Re: [PATCH v2] cpuidle: Add 'above' and 'below' idle state metrics

From: Rafael J. Wysocki
Date: Thu Jan 10 2019 - 05:20:22 EST


On Thu, Jan 10, 2019 at 10:53 AM Daniel Lezcano
<daniel.lezcano@xxxxxxxxxx> wrote:
>
> On 10/12/2018 12:30, Rafael J. Wysocki wrote:
> > From: Rafael J. Wysocki <rafael.j.wysocki@xxxxxxxxx>
> >
> > Add two new metrics for CPU idle states, "above" and "below", to count
> > the number of times the given state had been asked for (or entered
> > from the kernel's perspective), but the observed idle duration turned
> > out to be too short or too long for it (respectively).
> >
> > These metrics help to estimate the quality of the CPU idle governor
> > in use.
> >
> > Signed-off-by: Rafael J. Wysocki <rafael.j.wysocki@xxxxxxxxx>
> > ---
> >
> > -> v2: Fix a leftover in the documentation from the previous versions
> > of the patch and a typo in the changelog.
> >
> > ---
> > Documentation/ABI/testing/sysfs-devices-system-cpu | 7 ++++
> > Documentation/admin-guide/pm/cpuidle.rst | 10 ++++++
> > drivers/cpuidle/cpuidle.c | 31 ++++++++++++++++++++-
> > drivers/cpuidle/sysfs.c | 6 ++++
> > include/linux/cpuidle.h | 2 +
> > 5 files changed, 55 insertions(+), 1 deletion(-)
> >
> > Index: linux-pm/drivers/cpuidle/cpuidle.c
> > ===================================================================
> > --- linux-pm.orig/drivers/cpuidle/cpuidle.c
> > +++ linux-pm/drivers/cpuidle/cpuidle.c
> > @@ -202,7 +202,6 @@ int cpuidle_enter_state(struct cpuidle_d
> > struct cpuidle_state *target_state = &drv->states[index];
> > bool broadcast = !!(target_state->flags & CPUIDLE_FLAG_TIMER_STOP);
> > ktime_t time_start, time_end;
> > - s64 diff;
> >
> > /*
> > * Tell the time framework to switch to a broadcast timer because our
> > @@ -248,6 +247,9 @@ int cpuidle_enter_state(struct cpuidle_d
> > local_irq_enable();
> >
> > if (entered_state >= 0) {
> > + s64 diff, delay = drv->states[entered_state].exit_latency;
> > + int i;
> > +
> > /*
> > * Update cpuidle counters
> > * This can be moved to within driver enter routine,
> > @@ -260,6 +262,33 @@ int cpuidle_enter_state(struct cpuidle_d
> > dev->last_residency = (int)diff;
>
> Shouldn't we subtract the 'delay' from the computed 'diff' in any case ?

No.

> Otherwise the 'last_residency' accumulates the effective sleep time and
> the time to wakeup.
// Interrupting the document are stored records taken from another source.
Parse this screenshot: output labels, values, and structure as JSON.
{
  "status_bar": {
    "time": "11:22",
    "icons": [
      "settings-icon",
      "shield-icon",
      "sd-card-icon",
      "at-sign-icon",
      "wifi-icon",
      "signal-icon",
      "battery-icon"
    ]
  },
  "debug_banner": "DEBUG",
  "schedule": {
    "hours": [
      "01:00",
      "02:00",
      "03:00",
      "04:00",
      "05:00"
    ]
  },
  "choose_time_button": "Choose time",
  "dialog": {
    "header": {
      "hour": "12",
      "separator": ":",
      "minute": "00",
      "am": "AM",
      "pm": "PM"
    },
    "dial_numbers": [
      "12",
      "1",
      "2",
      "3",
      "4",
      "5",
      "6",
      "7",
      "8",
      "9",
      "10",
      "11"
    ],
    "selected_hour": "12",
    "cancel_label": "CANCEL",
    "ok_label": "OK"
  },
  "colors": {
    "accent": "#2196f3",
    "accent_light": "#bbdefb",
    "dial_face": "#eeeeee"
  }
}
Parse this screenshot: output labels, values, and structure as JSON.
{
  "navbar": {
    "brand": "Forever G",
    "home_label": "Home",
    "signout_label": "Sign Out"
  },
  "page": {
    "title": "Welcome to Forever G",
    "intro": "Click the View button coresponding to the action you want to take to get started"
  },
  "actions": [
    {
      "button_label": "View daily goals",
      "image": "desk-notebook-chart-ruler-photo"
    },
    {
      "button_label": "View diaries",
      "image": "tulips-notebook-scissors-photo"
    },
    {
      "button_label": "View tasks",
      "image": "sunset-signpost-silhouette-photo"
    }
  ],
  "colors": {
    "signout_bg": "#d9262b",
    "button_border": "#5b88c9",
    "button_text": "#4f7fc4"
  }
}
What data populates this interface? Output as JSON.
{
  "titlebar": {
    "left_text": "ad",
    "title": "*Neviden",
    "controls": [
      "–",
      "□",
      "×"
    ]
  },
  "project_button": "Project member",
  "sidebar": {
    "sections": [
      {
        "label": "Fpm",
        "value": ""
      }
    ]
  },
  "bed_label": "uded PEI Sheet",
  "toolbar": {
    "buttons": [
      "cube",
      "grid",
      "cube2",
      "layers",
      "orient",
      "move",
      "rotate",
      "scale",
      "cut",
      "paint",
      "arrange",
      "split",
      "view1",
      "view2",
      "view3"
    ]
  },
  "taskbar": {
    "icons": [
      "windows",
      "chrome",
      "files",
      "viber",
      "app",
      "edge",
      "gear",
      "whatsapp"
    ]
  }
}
We are interested in the sleep time only for
> prediction and metrics no ?

Yes, but 'delay' is the worst-case latency and not the actual one
experienced, most of the time, and (on average) we would underestimate
the sleep time if it was always subtracted.

The idea here is to only count the wakeup as 'above' if the total
'last_residency' is below the target residency of the idle state that
was asked for (as in that case we know for certain that the CPU has
been woken up too early) and to only count it as 'below' if the
difference between 'last_residency' and 'delay' is greater than or
equal to the target residency of a deeper idle state (as in that case
we know for certain that the CPU has been woken up too late).

Of course, this means that there is a "gray area" in which we are not
really sure if the sleep time has matched the idle state that was
asked for, but there's not much we can do about that IMO.